2. [appellant sub 2], wonend te [woonplaats], handelend onder de naam [naam bedrijf],

appellanten,

en

de raad van de gemeente Haarlemmermeer,

verweerder.

Procesverloop

Bij besluit van 8 juni 2023 heeft de raad het bestemmingsplan "Hoofddorp Stadscentrum 3" vastgesteld.

Tegen dit besluit hebben Darinout en [appellant sub 2] beroep ingesteld.

De raad heeft een verweerschrift ingediend.

Segesta Exploitatie B.V. heeft een schriftelijke uiteenzetting gegeven.

Darinout heeft nadere stukken ingediend.

De Afdeling heeft de zaak ter zitting behandeld op 3 mei 2024, waar Darinout, vertegenwoordigd door mr. R.J.G. Bäcker en mr. D.H.P. van Groen, advocaten te Amsterdam, [appellant sub 2], bijgestaan door mr. R.E. Jonen, advocaat te Amsterdam, en de raad, vertegenwoordigd door ir. J. Beelen, E.C. Moeke en S. Visser, zijn verschenen. Voorts is ter zitting Segesta Exploitatie, vertegenwoordigd door [gemachtigden], bijgestaan door mr. M. Niermeijer, advocaat te Bussum, gehoord.

Overwegingen

Overgangsrecht inwerkingtreding Omgevingswet

1. Op 1 januari 2024 zijn de Omgevingswet en de Invoeringswet Omgevingswet in werking getreden. Op grond van artikel 4.6, derde lid, van de Invoeringswet Omgevingswet blijft op een beroep tegen een besluit tot vaststelling van een bestemmingsplan waarvan het ontwerp vóór het tijdstip van inwerkingtreding van de Omgevingswet ter inzage is gelegd het recht zoals dat gold onmiddellijk vóór dat tijdstip van toepassing tot het bestemmingsplan onherroepelijk is.
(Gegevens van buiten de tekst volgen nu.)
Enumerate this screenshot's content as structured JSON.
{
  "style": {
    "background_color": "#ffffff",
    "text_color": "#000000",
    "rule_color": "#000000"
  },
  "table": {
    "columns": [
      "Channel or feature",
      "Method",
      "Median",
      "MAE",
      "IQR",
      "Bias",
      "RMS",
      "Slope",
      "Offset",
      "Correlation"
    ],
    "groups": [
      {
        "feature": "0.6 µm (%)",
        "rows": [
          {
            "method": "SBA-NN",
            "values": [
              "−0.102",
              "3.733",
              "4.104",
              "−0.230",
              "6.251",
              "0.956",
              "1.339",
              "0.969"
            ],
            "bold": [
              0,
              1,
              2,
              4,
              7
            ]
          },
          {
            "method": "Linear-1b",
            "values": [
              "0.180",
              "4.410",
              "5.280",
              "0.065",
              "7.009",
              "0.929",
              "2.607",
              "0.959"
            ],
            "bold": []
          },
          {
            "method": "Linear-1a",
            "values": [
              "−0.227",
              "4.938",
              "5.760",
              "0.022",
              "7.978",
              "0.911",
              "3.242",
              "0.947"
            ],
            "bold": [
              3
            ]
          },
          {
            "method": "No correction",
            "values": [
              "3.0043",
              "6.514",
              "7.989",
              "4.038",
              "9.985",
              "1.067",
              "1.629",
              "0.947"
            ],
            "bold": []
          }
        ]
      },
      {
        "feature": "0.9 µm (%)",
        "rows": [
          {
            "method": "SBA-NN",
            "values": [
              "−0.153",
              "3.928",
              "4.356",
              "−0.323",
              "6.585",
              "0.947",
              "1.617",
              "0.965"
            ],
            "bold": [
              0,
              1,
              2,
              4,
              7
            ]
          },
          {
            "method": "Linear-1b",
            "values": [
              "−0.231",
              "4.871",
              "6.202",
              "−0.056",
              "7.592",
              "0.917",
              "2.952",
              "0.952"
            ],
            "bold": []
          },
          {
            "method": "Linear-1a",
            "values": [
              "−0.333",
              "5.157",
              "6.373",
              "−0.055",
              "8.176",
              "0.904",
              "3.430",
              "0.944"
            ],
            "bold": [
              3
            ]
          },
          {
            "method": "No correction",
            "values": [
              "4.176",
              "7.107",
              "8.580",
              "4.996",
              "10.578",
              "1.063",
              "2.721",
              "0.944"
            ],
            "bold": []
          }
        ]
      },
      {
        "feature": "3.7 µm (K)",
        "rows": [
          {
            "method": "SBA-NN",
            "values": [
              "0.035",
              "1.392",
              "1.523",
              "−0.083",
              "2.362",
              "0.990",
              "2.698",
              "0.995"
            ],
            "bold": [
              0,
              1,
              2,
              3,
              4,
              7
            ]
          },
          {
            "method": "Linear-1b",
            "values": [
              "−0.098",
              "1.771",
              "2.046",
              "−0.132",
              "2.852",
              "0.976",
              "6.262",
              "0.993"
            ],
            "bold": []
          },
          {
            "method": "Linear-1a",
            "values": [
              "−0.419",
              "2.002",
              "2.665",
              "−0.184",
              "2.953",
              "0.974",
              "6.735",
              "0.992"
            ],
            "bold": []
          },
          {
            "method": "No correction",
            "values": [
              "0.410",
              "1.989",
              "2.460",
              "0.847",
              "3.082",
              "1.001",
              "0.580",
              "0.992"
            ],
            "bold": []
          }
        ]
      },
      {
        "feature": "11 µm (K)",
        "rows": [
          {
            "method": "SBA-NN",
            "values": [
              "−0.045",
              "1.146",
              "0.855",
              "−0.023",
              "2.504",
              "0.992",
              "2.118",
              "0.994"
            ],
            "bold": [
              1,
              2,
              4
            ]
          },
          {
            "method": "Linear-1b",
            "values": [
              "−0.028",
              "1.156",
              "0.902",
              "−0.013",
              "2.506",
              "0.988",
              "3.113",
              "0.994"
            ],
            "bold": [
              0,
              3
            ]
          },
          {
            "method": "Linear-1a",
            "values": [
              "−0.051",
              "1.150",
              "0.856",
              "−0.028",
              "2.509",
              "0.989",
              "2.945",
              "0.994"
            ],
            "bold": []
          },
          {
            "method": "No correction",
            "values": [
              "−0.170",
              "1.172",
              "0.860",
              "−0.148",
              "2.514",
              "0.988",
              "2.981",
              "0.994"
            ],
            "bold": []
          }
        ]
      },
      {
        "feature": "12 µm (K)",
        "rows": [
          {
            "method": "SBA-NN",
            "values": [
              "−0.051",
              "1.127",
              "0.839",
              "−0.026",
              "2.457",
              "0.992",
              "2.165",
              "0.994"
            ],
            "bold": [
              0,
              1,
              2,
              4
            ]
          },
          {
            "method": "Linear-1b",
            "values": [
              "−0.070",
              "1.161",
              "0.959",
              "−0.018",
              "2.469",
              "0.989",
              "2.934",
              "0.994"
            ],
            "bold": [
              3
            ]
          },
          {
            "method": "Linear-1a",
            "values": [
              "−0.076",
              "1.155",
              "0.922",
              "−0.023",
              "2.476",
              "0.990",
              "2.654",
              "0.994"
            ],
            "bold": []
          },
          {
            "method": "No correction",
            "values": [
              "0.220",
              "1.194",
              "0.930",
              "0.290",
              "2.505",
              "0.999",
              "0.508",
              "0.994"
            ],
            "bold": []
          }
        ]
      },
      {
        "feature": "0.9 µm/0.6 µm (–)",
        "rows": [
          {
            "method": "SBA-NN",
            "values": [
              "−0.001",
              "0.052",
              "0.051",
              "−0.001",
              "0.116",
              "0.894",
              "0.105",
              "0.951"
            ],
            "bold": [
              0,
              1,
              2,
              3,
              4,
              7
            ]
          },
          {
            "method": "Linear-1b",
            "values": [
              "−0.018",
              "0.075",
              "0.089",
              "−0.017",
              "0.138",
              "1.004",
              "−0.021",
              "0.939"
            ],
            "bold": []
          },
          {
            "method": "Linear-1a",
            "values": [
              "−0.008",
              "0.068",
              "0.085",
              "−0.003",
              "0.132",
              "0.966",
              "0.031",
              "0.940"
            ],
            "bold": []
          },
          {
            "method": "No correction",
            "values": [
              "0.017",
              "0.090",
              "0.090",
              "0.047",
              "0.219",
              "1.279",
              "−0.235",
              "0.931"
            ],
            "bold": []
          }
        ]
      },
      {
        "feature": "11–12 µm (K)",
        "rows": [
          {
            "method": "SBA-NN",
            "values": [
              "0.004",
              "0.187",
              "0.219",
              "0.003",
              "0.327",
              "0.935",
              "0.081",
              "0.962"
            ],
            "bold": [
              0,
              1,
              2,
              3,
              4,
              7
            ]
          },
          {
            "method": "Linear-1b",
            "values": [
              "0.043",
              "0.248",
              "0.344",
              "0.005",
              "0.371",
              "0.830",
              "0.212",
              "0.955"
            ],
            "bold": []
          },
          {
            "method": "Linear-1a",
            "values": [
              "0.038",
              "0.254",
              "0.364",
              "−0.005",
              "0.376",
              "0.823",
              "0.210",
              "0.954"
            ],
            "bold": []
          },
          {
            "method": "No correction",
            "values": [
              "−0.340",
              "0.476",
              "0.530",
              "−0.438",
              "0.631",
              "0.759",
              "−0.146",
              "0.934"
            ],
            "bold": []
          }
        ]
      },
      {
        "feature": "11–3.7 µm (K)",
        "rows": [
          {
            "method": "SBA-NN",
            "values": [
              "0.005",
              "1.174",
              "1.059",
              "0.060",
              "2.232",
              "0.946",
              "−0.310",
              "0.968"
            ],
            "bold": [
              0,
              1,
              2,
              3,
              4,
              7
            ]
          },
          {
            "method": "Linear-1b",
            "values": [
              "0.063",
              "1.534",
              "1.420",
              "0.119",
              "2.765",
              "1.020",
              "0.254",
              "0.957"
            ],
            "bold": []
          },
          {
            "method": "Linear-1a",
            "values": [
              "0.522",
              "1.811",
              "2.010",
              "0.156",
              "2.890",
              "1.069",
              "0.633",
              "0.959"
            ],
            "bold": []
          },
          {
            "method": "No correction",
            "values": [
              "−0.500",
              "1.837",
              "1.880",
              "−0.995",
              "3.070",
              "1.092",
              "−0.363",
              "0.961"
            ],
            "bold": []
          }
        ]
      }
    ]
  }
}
Het ontwerpplan is op 10 juni 2022 ter inzage gelegd. Dat betekent dat op deze beroepsprocedure het recht, waaronder de Wet ruimtelijke ordening en de Crisis- en herstelwet, zoals dat gold vóór 1 januari 2024 van toepassing blijft.

Inleiding

2. Het plan maakt een multifunctioneel gebouw mogelijk op het Dik Tromplein in het centrum van Hoofddorp. Dit gebouw heeft een maximale toegestane bouwhoogte van 25 m en hierin worden 136 appartementen, 4.000 m2 commerciële ruimte en 296 bebouwde parkeerplaatsen gerealiseerd. In het plangebied stond een gebouw met drie bouwlagen en ongeveer 5.800 m2 commerciële ruimte en het gebouw "De Deining", dat 2.500 m2 aan kantoorruimten bood. Deze gebouwen zijn inmiddels gesloopt.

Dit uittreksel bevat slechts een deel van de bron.